Passeport AES : où en est son déploiement dans l’Alliance des États du Sahel ?
Introduit pour succéder au passeport de la Cédéao, le passeport AES ambitionne de renforcer l’intégration régionale et la souveraineté des pays membres de l’Alliance des États du Sahel (AES). Ce document biométrique, lancé officiellement en 2025, est aujourd’hui au cœur de nombreuses discussions. Pourtant, son déploiement varie considérablement selon les pays de la confédération.
Au Niger, le passeport de la Cédéao reste d’actualité
Au Niger, malgré le lancement officiel du passeport AES, les Nigériens continuent de recevoir le document biométrique de la Cédéao. Plusieurs témoignages recueillis auprès de nationaux confirment cette situation. Un ressortissant nigérien, souhaitant se rendre en pèlerinage à La Mecque, a expliqué avoir obtenu un passeport Cédéao sans comprendre pourquoi celui de l’AES n’était pas disponible.
Un autre témoignage, celui d’un Nigérien anonyme, révèle une expérience similaire : « J’ai demandé un passeport pour un voyage religieux, mais j’ai reçu un document Cédéao. Pourquoi ? Normalement, ce devrait être un passeport AES. » Les autorités nigériennes n’ont pas encore communiqué d’explication officielle sur ce retard.
Le général Abdourahamane Tiani, chef de la junte au pouvoir, a bien été enrôlé pour la carte d’identité biométrique AES en mars dernier, marquant ainsi le début officiel de sa production. Cependant, le passeport AES n’est pas encore disponible, et la société libyenne Alitisal Aljadeed a été chargée de sa fabrication.
Au Burkina Faso et au Mali, le passeport AES est déjà une réalité
Contrairement au Niger, le Burkina Faso et le Mali ont déjà intégré le passeport AES dans leur système administratif. Les deux pays délivrent désormais des passeports biométriques estampillés AES à leurs ressortissants.

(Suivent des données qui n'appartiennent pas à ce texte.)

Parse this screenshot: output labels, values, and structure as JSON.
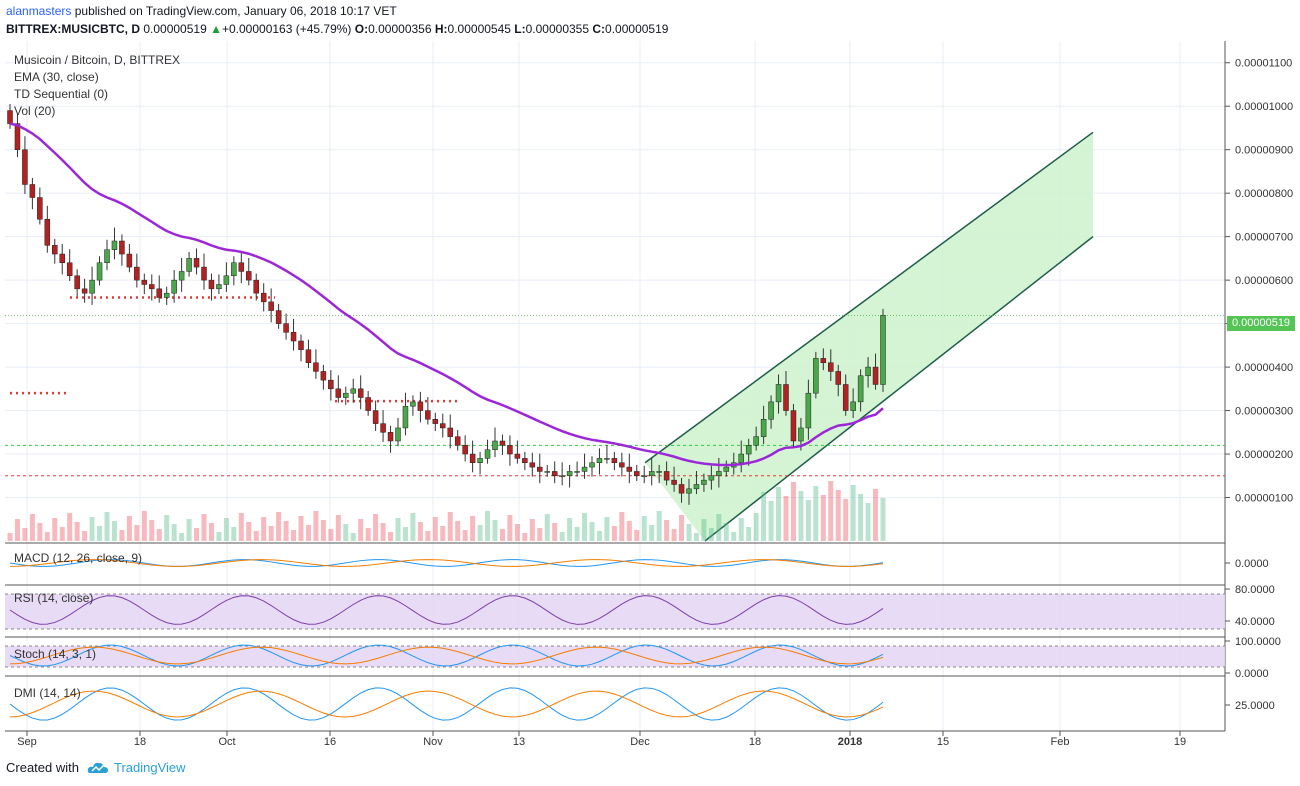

Au Mali, malgré quelques difficultés initiales, notamment concernant la reconnaissance du document à l’étranger, le passeport AES est désormais accepté. Un Malien vivant en France a confirmé avoir reçu son nouveau passeport biométrique, marqué du logo de l’AES, sans difficulté lors de ses déplacements.

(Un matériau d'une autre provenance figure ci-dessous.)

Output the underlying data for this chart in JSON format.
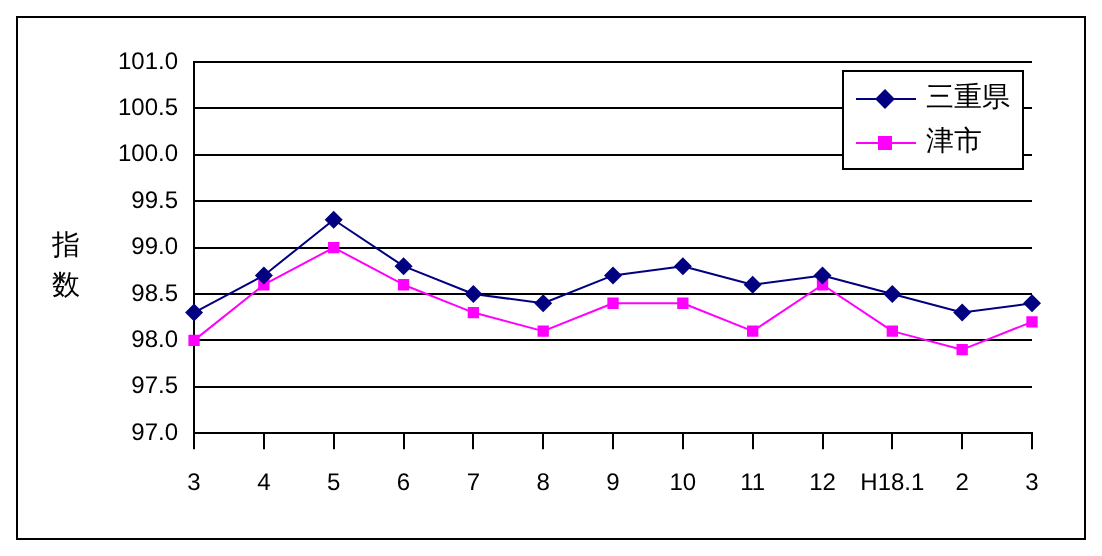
{
  "chart_data": {
    "type": "line",
    "ylabel": "指数",
    "categories": [
      "3",
      "4",
      "5",
      "6",
      "7",
      "8",
      "9",
      "10",
      "11",
      "12",
      "H18.1",
      "2",
      "3"
    ],
    "series": [
      {
        "name": "三重県",
        "color": "#000080",
        "marker": "diamond",
        "values": [
          98.3,
          98.7,
          99.3,
          98.8,
          98.5,
          98.4,
          98.7,
          98.8,
          98.6,
          98.7,
          98.5,
          98.3,
          98.4
        ]
      },
      {
        "name": "津市",
        "color": "#ff00ff",
        "marker": "square",
        "values": [
          98.0,
          98.6,
          99.0,
          98.6,
          98.3,
          98.1,
          98.4,
          98.4,
          98.1,
          98.6,
          98.1,
          97.9,
          98.2
        ]
      }
    ],
    "ylim": [
      97.0,
      101.0
    ],
    "yticks": [
      {
        "value": 97,
        "label": "97.0"
      },
      97.5,
      {
        "value": 98,
        "label": "98.0"
      },
      98.5,
      {
        "value": 99,
        "label": "99.0"
      },
      99.5,
      {
        "value": 100,
        "label": "100.0"
      },
      100.5,
      {
        "value": 101,
        "label": "101.0"
      }
    ],
    "grid": "y",
    "legend": "top right",
    "line_style": "solid"
  }
}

Une transition progressive vers les nouveaux documents
Les détenteurs de passeports Cédéao valides peuvent continuer à les utiliser jusqu’à expiration. C’est ce que confirme Mohamed, un citoyen malien ayant obtenu son passeport en 2024 : « Si je dois le renouveler, ce sera un passeport AES, car le Cédéao n’est plus délivré au Mali. »
Le passeport AES se distingue par son niveau de sécurité élevé, intégrant une puce électronique et une page en polycarbonate, conformément aux normes de l’Organisation de l’aviation civile internationale (OACI). Il symbolise la volonté des pays de l’AES de marquer leur souveraineté et leur indépendance vis-à-vis de la Cédéao.

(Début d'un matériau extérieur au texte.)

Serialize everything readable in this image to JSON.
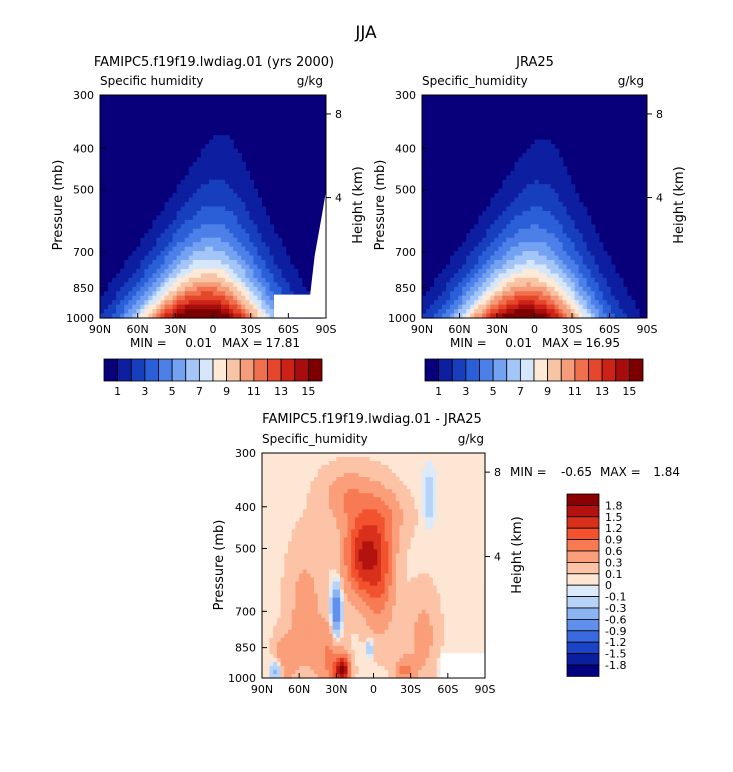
{
  "figure": {
    "title": "JJA"
  },
  "chart_data": [
    {
      "type": "heatmap",
      "title": "FAMIPC5.f19f19.lwdiag.01 (yrs 2000)",
      "subtitle_left": "Specific humidity",
      "subtitle_right": "g/kg",
      "ylabel": "Pressure (mb)",
      "ylabel_right": "Height (km)",
      "x_ticks": [
        "90N",
        "60N",
        "30N",
        "0",
        "30S",
        "60S",
        "90S"
      ],
      "y_ticks": [
        "300",
        "400",
        "500",
        "700",
        "850",
        "1000"
      ],
      "y_right_ticks": [
        "8",
        "4"
      ],
      "stats": {
        "min_label": "MIN =",
        "min": "0.01",
        "max_label": "MAX =",
        "max": "17.81"
      },
      "peak": {
        "lat": 15,
        "p": 950,
        "value": 17.81
      },
      "colorbar": {
        "orientation": "horizontal",
        "labels": [
          "1",
          "3",
          "5",
          "7",
          "9",
          "11",
          "13",
          "15"
        ]
      }
    },
    {
      "type": "heatmap",
      "title": "JRA25",
      "subtitle_left": "Specific_humidity",
      "subtitle_right": "g/kg",
      "ylabel": "Pressure (mb)",
      "ylabel_right": "Height (km)",
      "x_ticks": [
        "90N",
        "60N",
        "30N",
        "0",
        "30S",
        "60S",
        "90S"
      ],
      "y_ticks": [
        "300",
        "400",
        "500",
        "700",
        "850",
        "1000"
      ],
      "y_right_ticks": [
        "8",
        "4"
      ],
      "stats": {
        "min_label": "MIN =",
        "min": "0.01",
        "max_label": "MAX =",
        "max": "16.95"
      },
      "peak": {
        "lat": 8,
        "p": 950,
        "value": 16.95
      },
      "colorbar": {
        "orientation": "horizontal",
        "labels": [
          "1",
          "3",
          "5",
          "7",
          "9",
          "11",
          "13",
          "15"
        ]
      }
    },
    {
      "type": "heatmap",
      "title": "FAMIPC5.f19f19.lwdiag.01 - JRA25",
      "subtitle_left": "Specific_humidity",
      "subtitle_right": "g/kg",
      "ylabel": "Pressure (mb)",
      "ylabel_right": "Height (km)",
      "x_ticks": [
        "90N",
        "60N",
        "30N",
        "0",
        "30S",
        "60S",
        "90S"
      ],
      "y_ticks": [
        "300",
        "400",
        "500",
        "700",
        "850",
        "1000"
      ],
      "y_right_ticks": [
        "8",
        "4"
      ],
      "stats": {
        "min_label": "MIN =",
        "min": "-0.65",
        "max_label": "MAX =",
        "max": "1.84"
      },
      "colorbar": {
        "orientation": "vertical",
        "labels": [
          "1.8",
          "1.5",
          "1.2",
          "0.9",
          "0.6",
          "0.3",
          "0.1",
          "0",
          "-0.1",
          "-0.3",
          "-0.6",
          "-0.9",
          "-1.2",
          "-1.5",
          "-1.8"
        ]
      }
    }
  ],
  "colors": {
    "abs_scale": [
      "#08007a",
      "#0d1fa0",
      "#173fbd",
      "#2b5fd8",
      "#4c80e8",
      "#74a2f2",
      "#a3c5f8",
      "#d6e6fb",
      "#fde9d6",
      "#f8c4a6",
      "#f59d7a",
      "#f0704e",
      "#e5472c",
      "#cc2316",
      "#a80d0d",
      "#7d0000"
    ],
    "diff_scale": [
      "#8b0000",
      "#b3120e",
      "#d9301c",
      "#f2532e",
      "#f77a52",
      "#fa9f7a",
      "#fcc3a6",
      "#fde6d4",
      "#dcebfc",
      "#b7d3f8",
      "#8db4f2",
      "#6190ec",
      "#3a6ae0",
      "#1c44c8",
      "#0a1fa0",
      "#000080"
    ]
  }
}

Depuis leur retrait de la Cédéao, les autorités du Burkina Faso, du Mali et du Niger ont lancé une refonte complète de leurs pièces d’identité. Outre le passeport, une Carte nationale d’identité biométrique (CNIB-AES) est également en cours de déploiement, avec une production massive prévue en 2026.
Points clés à retenir
- Le passeport AES est déjà disponible au Burkina Faso et au Mali, mais pas encore au Niger.
- Les passeports Cédéao restent valides jusqu’à expiration, même dans les pays de l’AES.
- Le passeport AES intègre des technologies de pointe pour lutter contre la fraude.
- La Carte nationale d’identité biométrique (CNIB-AES) est en cours de généralisation.
Le déploiement du passeport AES reflète les ambitions des pays de l’AES de renforcer leur autonomie et leur intégration régionale. Cependant, les disparités dans son déploiement soulèvent des questions sur les défis logistiques et politiques qui persistent.